Reiche linked the methane regulation directly to Germany’s energy supply. She stated: “We need, at the very least, a postponement or suspension of the methane regulation to ensure the Federal Republic of Germany can reliably secure imports of gas as well as petroleum products like jet fuel. We will have to hold very serious discussions with the Commission, as we absolutely cannot jeopardize our security of supply.” From Berlin’s perspective, implementation could hinder deliveries if producers fail to provide the required documentation on time.

Initially, eleven EU member states—including the Czech Republic, Slovakia, Poland, Italy, and the Netherlands—called for a delay of at least three years. Germany has since joined in this criticism, as the federal government considers the deadlines too tight. While the EU Commission has signaled a willingness to ease implementation requirements, it refuses to renegotiate the core of the regulation.

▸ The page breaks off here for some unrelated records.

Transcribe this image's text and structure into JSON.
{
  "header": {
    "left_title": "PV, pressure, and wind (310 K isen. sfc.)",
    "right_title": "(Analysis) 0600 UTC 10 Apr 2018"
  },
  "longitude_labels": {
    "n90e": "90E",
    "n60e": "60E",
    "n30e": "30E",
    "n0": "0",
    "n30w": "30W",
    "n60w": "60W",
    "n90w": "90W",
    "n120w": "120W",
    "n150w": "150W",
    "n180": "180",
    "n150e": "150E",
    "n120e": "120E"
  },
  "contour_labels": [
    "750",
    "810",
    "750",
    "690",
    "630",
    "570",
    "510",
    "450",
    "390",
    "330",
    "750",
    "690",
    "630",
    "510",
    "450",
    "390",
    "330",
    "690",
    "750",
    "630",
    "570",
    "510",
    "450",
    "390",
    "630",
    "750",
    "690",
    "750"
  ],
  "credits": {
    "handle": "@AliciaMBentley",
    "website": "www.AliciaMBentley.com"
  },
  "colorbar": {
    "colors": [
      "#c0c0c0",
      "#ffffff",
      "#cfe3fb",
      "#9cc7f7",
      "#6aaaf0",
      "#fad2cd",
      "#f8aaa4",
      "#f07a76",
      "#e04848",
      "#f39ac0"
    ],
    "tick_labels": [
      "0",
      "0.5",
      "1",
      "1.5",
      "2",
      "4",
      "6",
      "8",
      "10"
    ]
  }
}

Supplier nations and industry warn of shortages

Major energy exporters are also challenging the methane rule. On June 23, the US, Qatar, Nigeria, and Algeria warned top EU officials of potential disruptions to oil and gas supplies. They also argue that many exporting countries would be unable to meet the required measurement, reporting, and verification standards in time. The timing is particularly critical, as importers are already sourcing energy for deliveries scheduled for the coming year.

The International Association of Oil & Gas Producers (IOGP)—whose members include companies such as Chevron, BP, ExxonMobil, and ConocoPhillips—had already called for amendments back in April. The association notes that, in addition to gas and oil importers, coal operators, infrastructure operators, and domestic producers will also be affected. According to an industry analysis, large portions of EU gas imports and almost all crude oil imports could face compliance issues starting in 2027.


Dispute over security of supply remains unresolved

However, environmental groups and some analysts dispute the warnings of a supply crisis. They point to rising LNG supplies and potential suppliers with superior measurement systems. From this perspective, the regulation actually strengthens Europe’s position by compelling producers to adopt more transparent supply chains.

For industry and energy suppliers, however, the conflict has practical implications. In the absence of recognized verification bodies, clear methodologies, and reliable data, the legal risk associated with new contracts increases. Consequently, the issue is not merely one of climate protection; it is a question of whether regulation is outpacing the availability of technical verification. It is precisely at this juncture that an emissions regulation could turn into a problem affecting prices, refineries, and security of supply.